市場も凝ったデザインで、中に吸い込まれます。

この日はクリスマス休暇に入っている時期なので学生達はいなく、静かな時間が流れていました。




模型置きっぱなしなんですね・・・お国柄かな。

犬が何匹も塀の上でくつろいでます。
壁に映る木々の影の演出がすばらしい。


美術館のレストランで昼食を取ってから一休み。
バスでホテルまで帰りました。



橋の向こうに見えるのはセラ・ド・ビラール修道院


「地球の歩き方」で見つけました。
天井が高くてクラシカルで素敵です。
カーテンを開けて窓の外を見ると・・・



階段室の上には楕円形の天窓がありました。


写真はサン・ベント駅の早朝の様子。
この日の目的地はソウトデモーラ氏が修道院からホテルへ改装した「モステロデ サンタマリア ド ポウロ」です。

それで、この日宿泊する予定のホテルヘ到着してチェックインしようとすると・・・
予約が取れて無くて、「ここはモステロデ サンタマリア ド ポウロ?」と聞くと「ここはモステロデ ギマランイスだよ」
「アナザホテル?! オーマイゴット!」と思わず絶句。
「クルマで来たの?」と聞かれたので「ノー アイドントハブアカー!」
やむなく街までトボトボ歩いて戻り、バスターミナルを探してブラガまで移動。
その後タクシーに乗り換え、4時間後に目的地のモステロデ サンタマリア ド ポウロへ到着しました。
旅のトラブルも楽しさの一つです。

改修したソウトデモーラ氏はポルト大学芸術学部(現建築学科)で彫刻を学んでいた途中で建築に転向したそうです。
シザの事務所で5年間働いた後に独立したとの事。

壁の絵を開くと裏が冷蔵庫になっています。
ポルトガルのスパークリングのロゼワイン、MATEUSの小瓶が入っていましたので、美味しく頂きました。





クリスマスの電飾が素朴でかわいいです。

宿を間違えて4時間ほど遅れて到着しましたが連泊なので翌日じっくり見て廻る事に。





雰囲気は伝わります。
2008年にスマホ翻訳なんて無いですから「感」で理解です。


宿泊したのは12月ですが、平日ということもあり我々の他に宿泊者は一組しか見かけませんでした。

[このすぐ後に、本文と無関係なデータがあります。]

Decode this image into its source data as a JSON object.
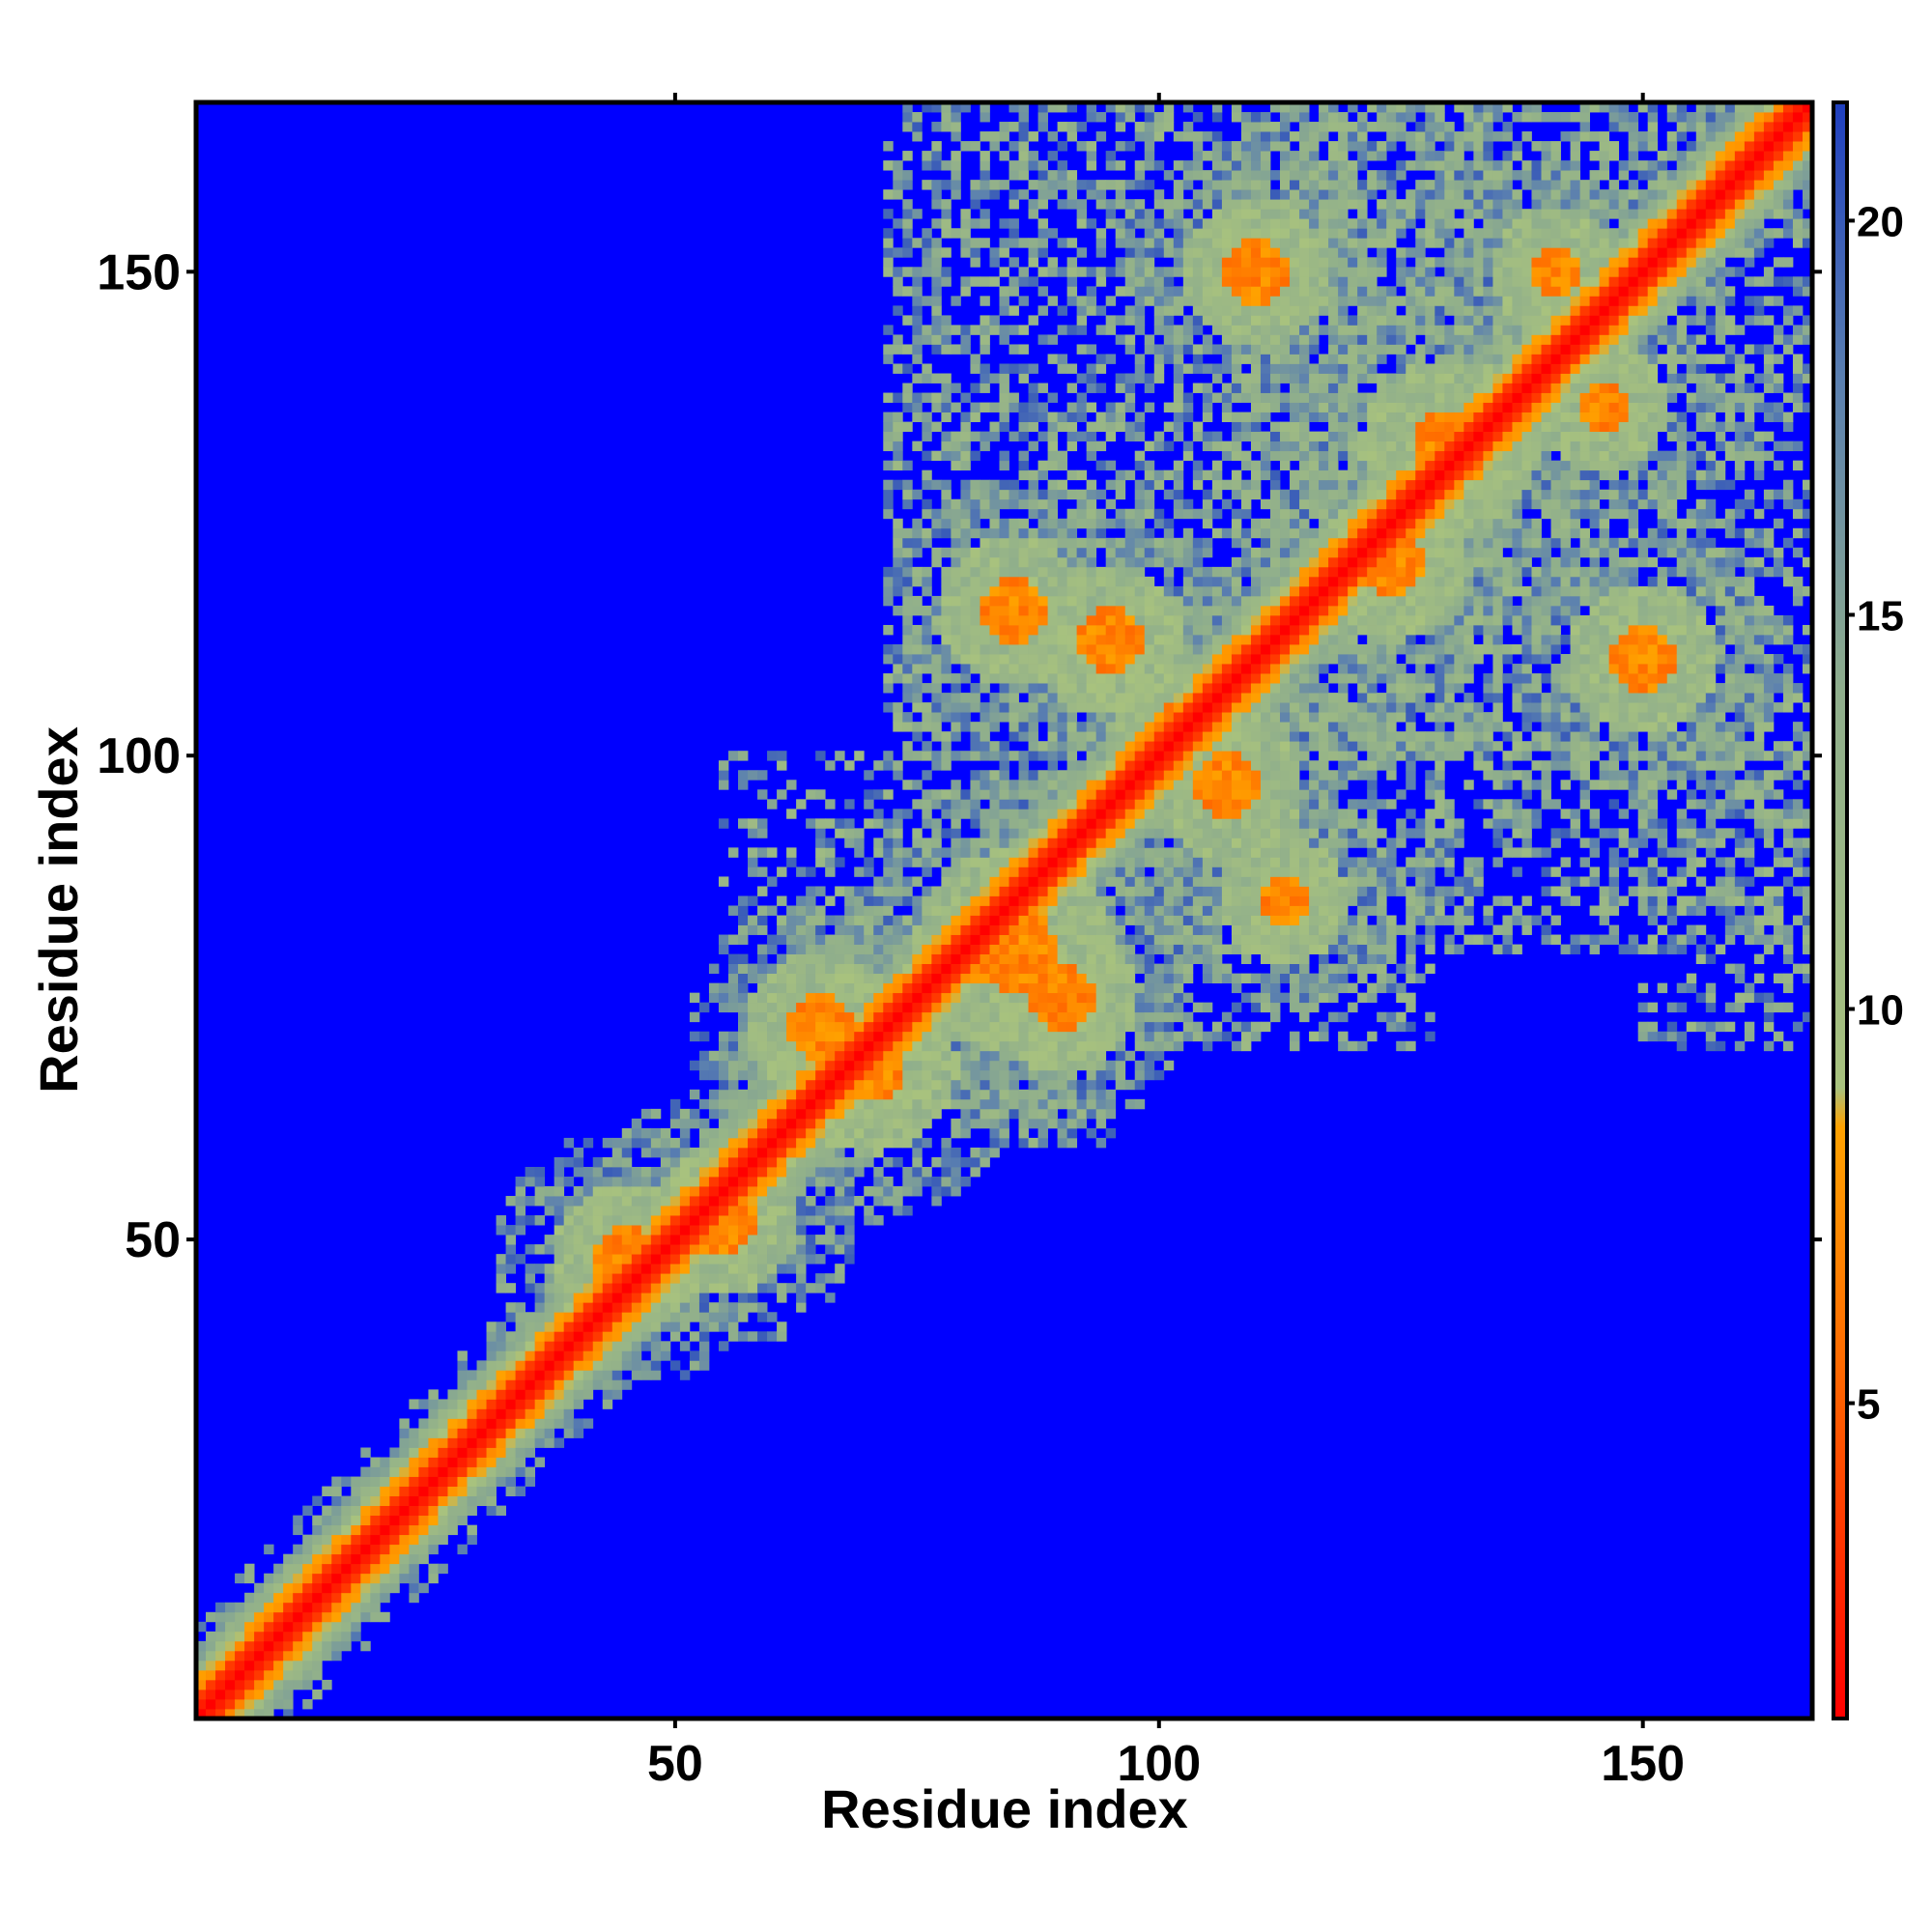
{
  "chart_data": {
    "type": "heatmap",
    "title": "",
    "xlabel": "Residue index",
    "ylabel": "Residue index",
    "n_residues": 167,
    "xlim": [
      1,
      167
    ],
    "ylim": [
      1,
      167
    ],
    "x_ticks": [
      50,
      100,
      150
    ],
    "y_ticks": [
      50,
      100,
      150
    ],
    "colorbar": {
      "ticks": [
        5,
        10,
        15,
        20
      ],
      "range": [
        1,
        21.5
      ],
      "stops": [
        {
          "value": 1,
          "color": "#ff0000"
        },
        {
          "value": 5.5,
          "color": "#ff6a00"
        },
        {
          "value": 8.5,
          "color": "#ffa200"
        },
        {
          "value": 9,
          "color": "#a8c27e"
        },
        {
          "value": 14,
          "color": "#8fae8c"
        },
        {
          "value": 18,
          "color": "#5a7fb0"
        },
        {
          "value": 21.5,
          "color": "#1f3fbf"
        }
      ],
      "saturate_color": "#0000ff"
    },
    "background_value": 21.5,
    "cutoff": 20,
    "diagonal_band": {
      "core_width": 2,
      "orange_width": 4,
      "green_width": 7
    },
    "contact_clusters": [
      {
        "center": [
          45,
          48
        ],
        "spread": 6,
        "intensity": 0.8
      },
      {
        "center": [
          55,
          52
        ],
        "spread": 6,
        "intensity": 0.8
      },
      {
        "center": [
          70,
          68
        ],
        "spread": 7,
        "intensity": 0.85
      },
      {
        "center": [
          65,
          72
        ],
        "spread": 6,
        "intensity": 0.7
      },
      {
        "center": [
          85,
          80
        ],
        "spread": 8,
        "intensity": 0.9
      },
      {
        "center": [
          90,
          75
        ],
        "spread": 6,
        "intensity": 0.7
      },
      {
        "center": [
          85,
          115
        ],
        "spread": 6,
        "intensity": 0.8
      },
      {
        "center": [
          95,
          112
        ],
        "spread": 6,
        "intensity": 0.9
      },
      {
        "center": [
          107,
          97
        ],
        "spread": 6,
        "intensity": 0.9
      },
      {
        "center": [
          113,
          85
        ],
        "spread": 5,
        "intensity": 0.85
      },
      {
        "center": [
          110,
          150
        ],
        "spread": 6,
        "intensity": 0.85
      },
      {
        "center": [
          130,
          132
        ],
        "spread": 7,
        "intensity": 0.8
      },
      {
        "center": [
          141,
          150
        ],
        "spread": 5,
        "intensity": 0.9
      },
      {
        "center": [
          146,
          136
        ],
        "spread": 5,
        "intensity": 0.9
      },
      {
        "center": [
          150,
          110
        ],
        "spread": 6,
        "intensity": 0.9
      },
      {
        "center": [
          124,
          120
        ],
        "spread": 6,
        "intensity": 0.8
      },
      {
        "center": [
          102,
          103
        ],
        "spread": 5,
        "intensity": 0.9
      }
    ],
    "diffuse_regions": [
      {
        "x": [
          108,
          167
        ],
        "y": [
          100,
          167
        ],
        "density": 0.55
      },
      {
        "x": [
          72,
          135
        ],
        "y": [
          100,
          167
        ],
        "density": 0.5
      },
      {
        "x": [
          100,
          167
        ],
        "y": [
          80,
          105
        ],
        "density": 0.45
      },
      {
        "x": [
          55,
          100
        ],
        "y": [
          80,
          100
        ],
        "density": 0.35
      },
      {
        "x": [
          80,
          95
        ],
        "y": [
          60,
          85
        ],
        "density": 0.45
      },
      {
        "x": [
          100,
          128
        ],
        "y": [
          70,
          90
        ],
        "density": 0.35
      },
      {
        "x": [
          150,
          167
        ],
        "y": [
          70,
          100
        ],
        "density": 0.35
      }
    ]
  }
}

モステロデ サンタマリア ド ポウロを2日間堪能できました。

その後電車でカンパーニャ駅に移動して乗り継ぎ。アべイロ駅へ向かいます。
アベイロで下車して、アヴェイロ大学へシザ氏の図書館などを見に行きます。

残念ながら内部は撮影不可と言うことで、見学のみさせていただきました。
職員の男性にソートデモーラ氏が設計した棟を聞いたところ、同行して案内してくれました。
ポルトガルの人はみな親切です。






日本では中々見ない絵面ですね

オリエンテ駅(設計カラトラヴァ氏)の夜景が美しいです。


駅近くのリスボン万博ポルトガル館を見に移動しました。
リスボン万博の時(98年)に竣工です。
シザ氏とソウトデモウラ氏の共同設計とのことですが、私の早川邦彦建築研究室の先輩、戸室太一氏がこの物件に担当としてたずさわっていたと、最近知りました。
夜景の様子は建築雑誌で見ていた迫力と違って、幻想的な空間を作り出していました。

この日はポルトガルを発つ日。ホテルのチェックアウト前に万博会場を見て廻りました。

コンクリートをパイプで吊り下げているような感じです。



湾の対岸から見た様子です。
屋根のある広場の右側が本体で現在は博物館的に使われていると思われます。(ググールアースで調べた程度ですが・・)
この後ホテルをチェックアウトしてポルテラ空港へ向かいました。





成田へ向かいました。
終わり

マラゲイラの集合住宅も良いですが、隣接するエヴォラの城郭都市がとても良いです。
電車の駅よりもバスのターミナルの方がだいぶ近いので、リスボンから行くにはバスが便利。

1サン・ベント駅
2ポウサの集合住宅
3ウイリーシアター
4市場
5ポルト大学建築学部
6ポルト近代美術館
名称は通称かもしれません。
サン・ベント駅近くの宿から番号順に歩いて廻りましたが、かなりヘロヘロでした。
最後の近代美術館からは美術館の入り口前のバス亭からサンベント駅バスへ戻りました。